Gig Worker e diritti

Si calcola che nel 2020, negli Stati Uniti, il 40% dei lavoratori sarà “Gig Worker”: milioni di lavoratori indipendenti con contratti a breve e brevissimo termine. Questo è uno dei risvolti delle Smart Cities nell’era digitale. Anche in Italia stiamo assistendo al processo di diffusione, in maniera sempre più virulenta, di queste nuove forme di organizzazione del lavoro dovute all’uso intensivo delle piattaforme digitali.
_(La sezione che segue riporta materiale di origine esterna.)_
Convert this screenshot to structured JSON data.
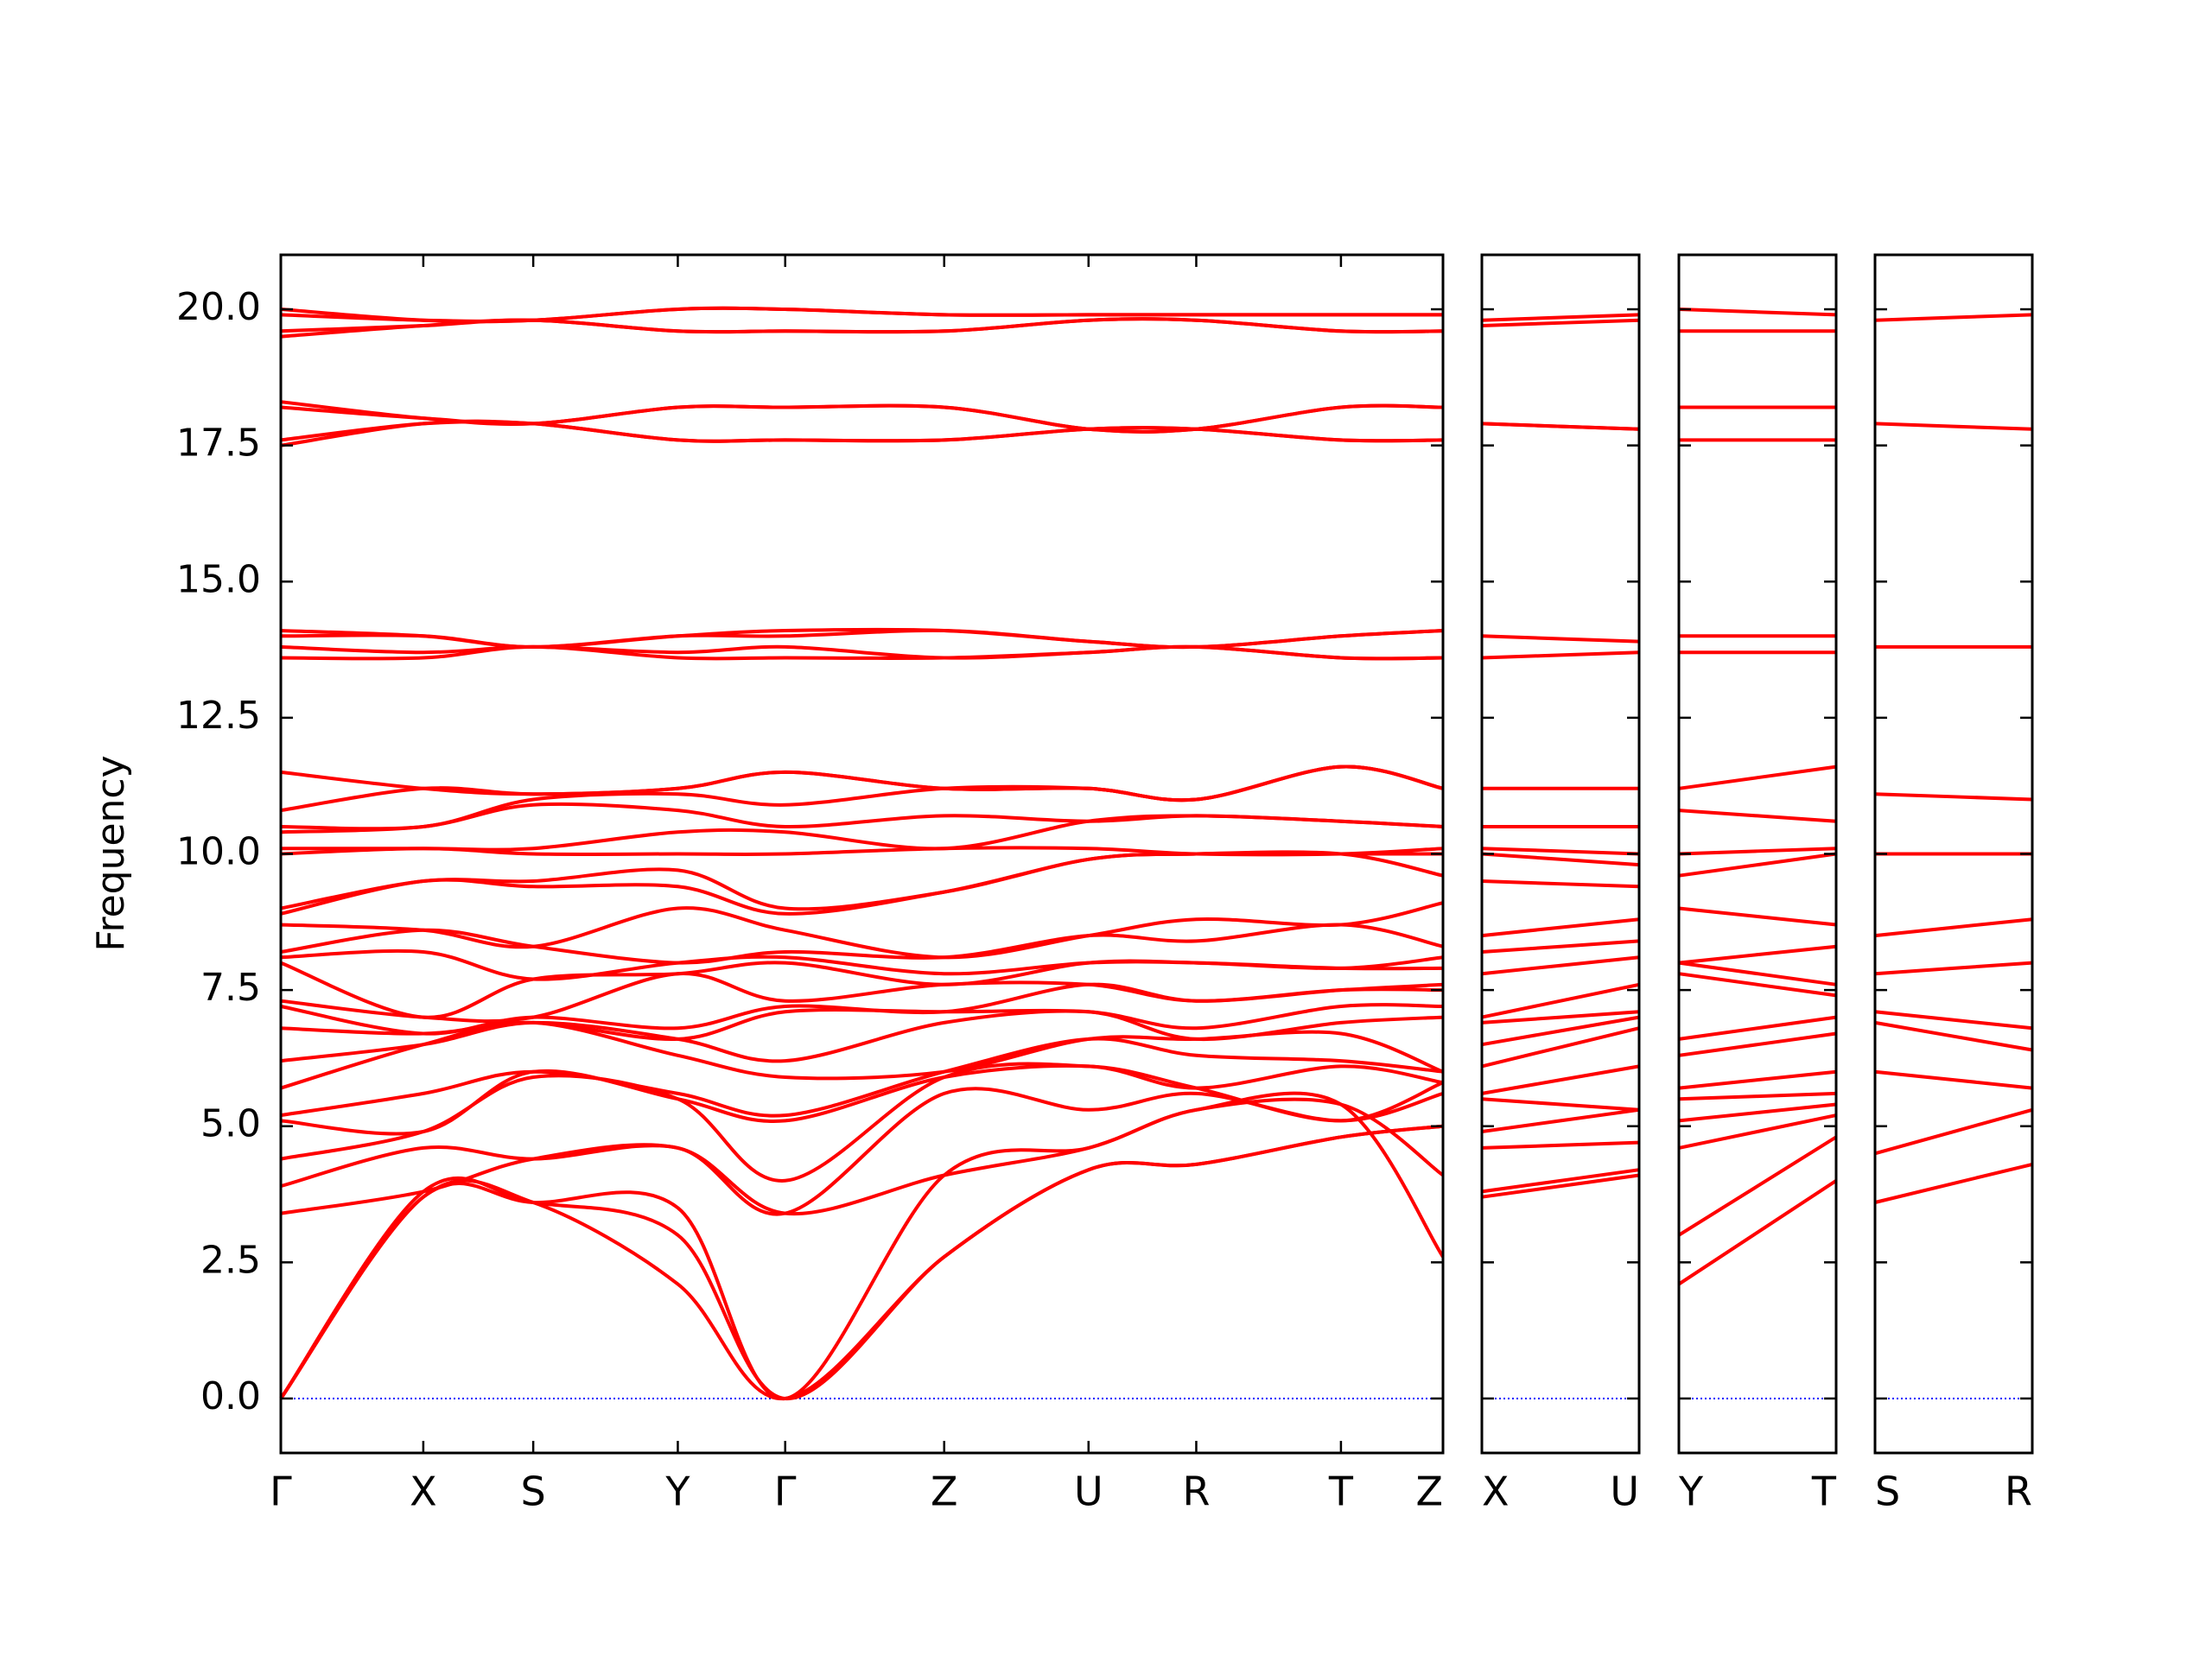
{
  "chart_data": {
    "type": "line",
    "title": "",
    "ylabel": "Frequency",
    "xlabel": "",
    "ylim": [
      -1.0,
      21.0
    ],
    "yticks": [
      "0.0",
      "2.5",
      "5.0",
      "7.5",
      "10.0",
      "12.5",
      "15.0",
      "17.5",
      "20.0"
    ],
    "grid": false,
    "legend": "none",
    "colors": {
      "band": "#ff0000",
      "zero_line": "#0000ff",
      "axes": "#000000"
    },
    "panels": [
      {
        "labels": [
          "Γ",
          "X",
          "S",
          "Y",
          "Γ",
          "Z",
          "U",
          "R",
          "T",
          "Z"
        ],
        "bands": [
          [
            0.0,
            3.7,
            3.6,
            2.1,
            0.0,
            2.6,
            4.2,
            4.3,
            4.8,
            5.0
          ],
          [
            0.0,
            3.8,
            3.6,
            3.0,
            0.0,
            2.6,
            4.2,
            4.3,
            4.8,
            5.0
          ],
          [
            0.0,
            3.7,
            3.6,
            3.5,
            0.0,
            4.1,
            4.6,
            5.3,
            5.4,
            2.6
          ],
          [
            3.4,
            3.8,
            4.4,
            4.6,
            3.4,
            4.1,
            4.6,
            5.3,
            5.4,
            4.1
          ],
          [
            3.9,
            4.6,
            4.4,
            4.6,
            3.4,
            5.6,
            5.3,
            5.6,
            5.1,
            5.6
          ],
          [
            4.4,
            4.9,
            5.9,
            5.5,
            4.0,
            5.9,
            6.1,
            5.7,
            5.1,
            5.8
          ],
          [
            5.1,
            4.9,
            6.0,
            5.5,
            5.1,
            5.9,
            6.1,
            5.7,
            6.1,
            5.8
          ],
          [
            5.2,
            5.6,
            6.0,
            5.6,
            5.2,
            6.0,
            6.6,
            6.3,
            6.2,
            6.0
          ],
          [
            5.7,
            6.5,
            6.9,
            6.3,
            5.9,
            6.0,
            6.6,
            6.6,
            6.7,
            6.0
          ],
          [
            6.2,
            6.5,
            6.9,
            6.6,
            6.2,
            6.9,
            7.1,
            6.6,
            6.9,
            7.0
          ],
          [
            6.8,
            6.7,
            6.9,
            6.6,
            7.1,
            7.1,
            7.1,
            6.8,
            7.2,
            7.2
          ],
          [
            7.2,
            6.7,
            7.0,
            6.8,
            7.2,
            7.1,
            7.6,
            7.3,
            7.5,
            7.5
          ],
          [
            7.3,
            7.0,
            7.0,
            7.8,
            7.3,
            7.6,
            7.6,
            7.3,
            7.5,
            7.6
          ],
          [
            8.0,
            7.0,
            7.7,
            7.8,
            8.0,
            7.6,
            8.0,
            8.0,
            7.9,
            7.9
          ],
          [
            8.1,
            8.2,
            7.7,
            8.0,
            8.1,
            7.8,
            8.0,
            8.0,
            7.9,
            8.1
          ],
          [
            8.2,
            8.6,
            8.3,
            8.0,
            8.2,
            8.1,
            8.5,
            8.4,
            8.7,
            8.3
          ],
          [
            8.7,
            8.6,
            8.3,
            9.0,
            8.6,
            8.1,
            8.5,
            8.8,
            8.7,
            9.1
          ],
          [
            8.9,
            9.5,
            9.4,
            9.4,
            8.9,
            9.3,
            9.9,
            10.0,
            10.0,
            9.6
          ],
          [
            9.0,
            9.5,
            9.5,
            9.7,
            9.0,
            9.3,
            9.9,
            10.0,
            10.0,
            10.0
          ],
          [
            10.0,
            10.1,
            10.0,
            10.0,
            10.0,
            10.1,
            10.1,
            10.0,
            10.0,
            10.1
          ],
          [
            10.1,
            10.1,
            10.1,
            10.4,
            10.4,
            10.1,
            10.6,
            10.7,
            10.6,
            10.5
          ],
          [
            10.4,
            10.5,
            10.9,
            10.8,
            10.5,
            10.7,
            10.6,
            10.7,
            10.6,
            10.5
          ],
          [
            10.5,
            10.5,
            11.0,
            11.1,
            10.9,
            11.2,
            11.2,
            11.0,
            11.6,
            11.2
          ],
          [
            10.8,
            11.2,
            11.1,
            11.2,
            11.5,
            11.2,
            11.2,
            11.0,
            11.6,
            11.2
          ],
          [
            11.5,
            11.2,
            11.1,
            11.2,
            11.5,
            11.2,
            11.2,
            11.0,
            11.6,
            11.2
          ],
          [
            13.6,
            13.6,
            13.8,
            13.6,
            13.6,
            13.6,
            13.7,
            13.8,
            13.6,
            13.6
          ],
          [
            13.8,
            13.7,
            13.8,
            13.7,
            13.8,
            13.6,
            13.7,
            13.8,
            13.6,
            13.6
          ],
          [
            14.0,
            14.0,
            13.8,
            14.0,
            14.0,
            14.1,
            13.9,
            13.8,
            14.0,
            14.1
          ],
          [
            14.1,
            14.0,
            13.8,
            14.0,
            14.1,
            14.1,
            13.9,
            13.8,
            14.0,
            14.1
          ],
          [
            17.5,
            17.9,
            17.9,
            17.6,
            17.6,
            17.6,
            17.8,
            17.8,
            17.6,
            17.6
          ],
          [
            17.6,
            17.9,
            17.9,
            17.6,
            17.6,
            17.6,
            17.8,
            17.8,
            17.6,
            17.6
          ],
          [
            18.2,
            18.0,
            17.9,
            18.2,
            18.2,
            18.2,
            17.8,
            17.8,
            18.2,
            18.2
          ],
          [
            18.3,
            18.0,
            17.9,
            18.2,
            18.2,
            18.2,
            17.8,
            17.8,
            18.2,
            18.2
          ],
          [
            19.5,
            19.7,
            19.8,
            19.6,
            19.6,
            19.6,
            19.8,
            19.8,
            19.6,
            19.6
          ],
          [
            19.6,
            19.7,
            19.8,
            19.6,
            19.6,
            19.6,
            19.8,
            19.8,
            19.6,
            19.6
          ],
          [
            19.9,
            19.8,
            19.8,
            20.0,
            20.0,
            19.9,
            19.9,
            19.9,
            19.9,
            19.9
          ],
          [
            20.0,
            19.8,
            19.8,
            20.0,
            20.0,
            19.9,
            19.9,
            19.9,
            19.9,
            19.9
          ]
        ]
      },
      {
        "labels": [
          "X",
          "U"
        ],
        "bands": [
          [
            3.7,
            4.1
          ],
          [
            3.8,
            4.2
          ],
          [
            4.6,
            4.7
          ],
          [
            4.9,
            5.3
          ],
          [
            5.5,
            5.3
          ],
          [
            5.6,
            6.1
          ],
          [
            6.1,
            6.8
          ],
          [
            6.5,
            7.0
          ],
          [
            6.9,
            7.1
          ],
          [
            7.0,
            7.6
          ],
          [
            7.8,
            8.1
          ],
          [
            8.2,
            8.4
          ],
          [
            8.5,
            8.8
          ],
          [
            9.5,
            9.4
          ],
          [
            10.0,
            9.8
          ],
          [
            10.1,
            10.0
          ],
          [
            10.5,
            10.5
          ],
          [
            11.2,
            11.2
          ],
          [
            13.6,
            13.7
          ],
          [
            14.0,
            13.9
          ],
          [
            17.9,
            17.8
          ],
          [
            17.9,
            17.8
          ],
          [
            19.7,
            19.8
          ],
          [
            19.8,
            19.9
          ]
        ]
      },
      {
        "labels": [
          "Y",
          "T"
        ],
        "bands": [
          [
            2.1,
            4.0
          ],
          [
            3.0,
            4.8
          ],
          [
            4.6,
            5.2
          ],
          [
            5.1,
            5.4
          ],
          [
            5.5,
            5.6
          ],
          [
            5.7,
            6.0
          ],
          [
            6.3,
            6.7
          ],
          [
            6.6,
            7.0
          ],
          [
            7.8,
            7.4
          ],
          [
            8.0,
            7.6
          ],
          [
            8.0,
            8.3
          ],
          [
            9.0,
            8.7
          ],
          [
            9.6,
            10.0
          ],
          [
            10.0,
            10.1
          ],
          [
            10.8,
            10.6
          ],
          [
            11.2,
            11.6
          ],
          [
            13.7,
            13.7
          ],
          [
            14.0,
            14.0
          ],
          [
            17.6,
            17.6
          ],
          [
            18.2,
            18.2
          ],
          [
            19.6,
            19.6
          ],
          [
            20.0,
            19.9
          ]
        ]
      },
      {
        "labels": [
          "S",
          "R"
        ],
        "bands": [
          [
            3.6,
            4.3
          ],
          [
            4.5,
            5.3
          ],
          [
            6.0,
            5.7
          ],
          [
            6.9,
            6.4
          ],
          [
            7.1,
            6.8
          ],
          [
            7.8,
            8.0
          ],
          [
            8.5,
            8.8
          ],
          [
            10.0,
            10.0
          ],
          [
            11.1,
            11.0
          ],
          [
            13.8,
            13.8
          ],
          [
            17.9,
            17.8
          ],
          [
            19.8,
            19.9
          ]
        ]
      }
    ]
  }
}
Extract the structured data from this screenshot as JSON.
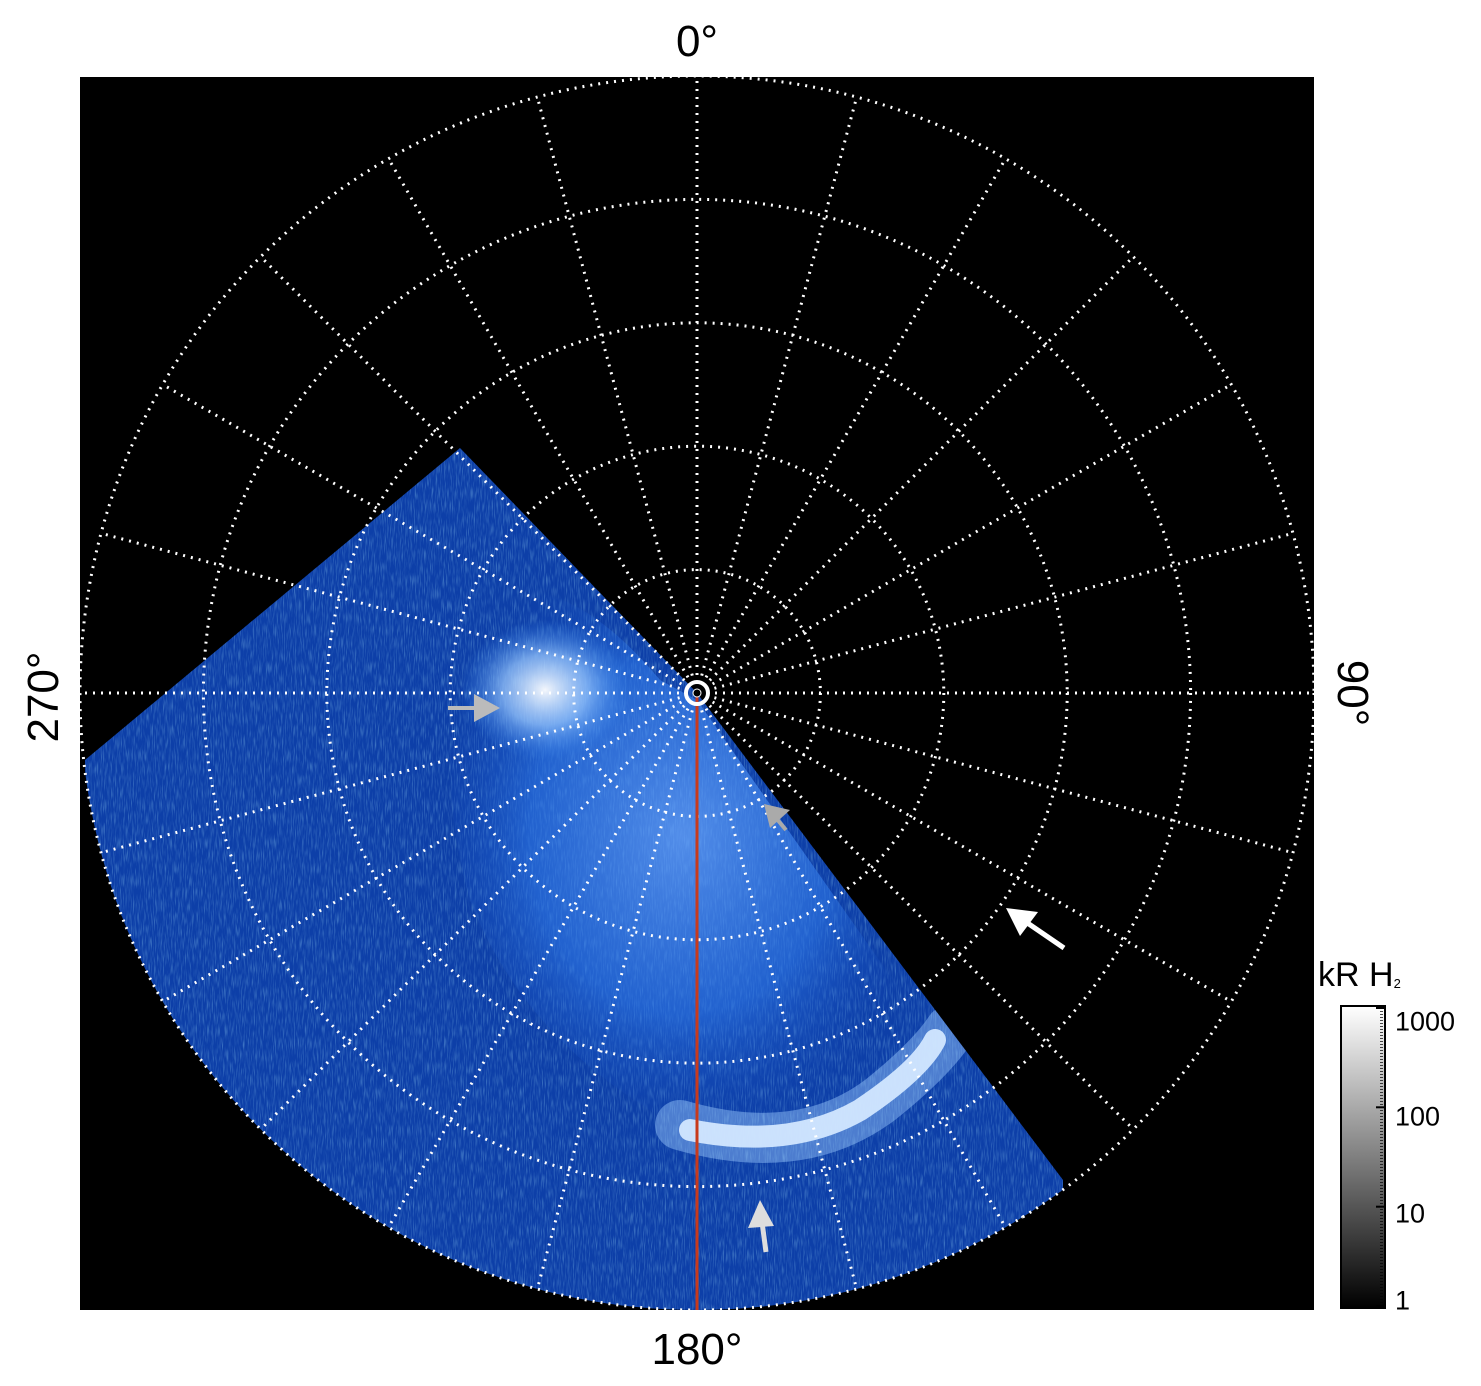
{
  "map": {
    "projection": "polar",
    "longitude_labels": {
      "top": "0°",
      "right": "90°",
      "bottom": "180°",
      "left": "270°"
    },
    "graticule": {
      "meridian_spacing_deg": 15,
      "parallel_rings": 5,
      "style": "dotted",
      "color": "#ffffff"
    },
    "central_meridian_line_color": "#c83a1c",
    "background_color": "#000000",
    "emission_colormap": [
      "#000000",
      "#0a2c7a",
      "#1e5fd0",
      "#3f8cf0",
      "#9ccaff",
      "#ffffff"
    ]
  },
  "colorbar": {
    "title": "kR H",
    "title_subscript": "2",
    "scale": "log",
    "range": [
      1,
      1000
    ],
    "tick_labels": [
      "1000",
      "100",
      "10",
      "1"
    ],
    "colors": [
      "#000000",
      "#ffffff"
    ]
  },
  "annotations": {
    "arrows": [
      {
        "name": "arrow-west-dawn",
        "color": "#bbbbbb"
      },
      {
        "name": "arrow-near-pole",
        "color": "#aaaaaa"
      },
      {
        "name": "arrow-east",
        "color": "#ffffff"
      },
      {
        "name": "arrow-south",
        "color": "#dddddd"
      }
    ]
  }
}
Questo comporta un necessario e doveroso sforzo di innovazione sia per le organizzazioni sindacali sia per gli imprenditori che erogano questi servizi, con lo scopo è che venga garantita la tutela dei diritti dei lavoratori al pari delle altre categorie tradizionali.
Le recentissime vicende nel settore della grande distribuzione dell’elettronica, con la dismisssione di intere reti di grandi negozi e il conseguente licenziamento di centinaia di lavoratrici e lavoratori, le non risolte questioni delle app per auto pubbliche, la dematerializzazione di tante forme di lavoro dovuto anche all’affacciarsi di nuovissime applicazioni sviluppate secondo la tecnologia Blockchain, impongono al legislatore uno sforzo fondamentale di aggiornamento e miglioramento.

Nel mentre, in mancanza di leggi adeguate per tutelale chi si ritrova coinvolto in queste nuove forme di lavoro, bene fanno i Comuni come Milano e Bologna ad intervenire con regolamenti che sicuramente non possono sostituirsi al legislatore ma almeno cercano di mettere ordine laddove ordine non c’è e regna una pericolosa zona grigia.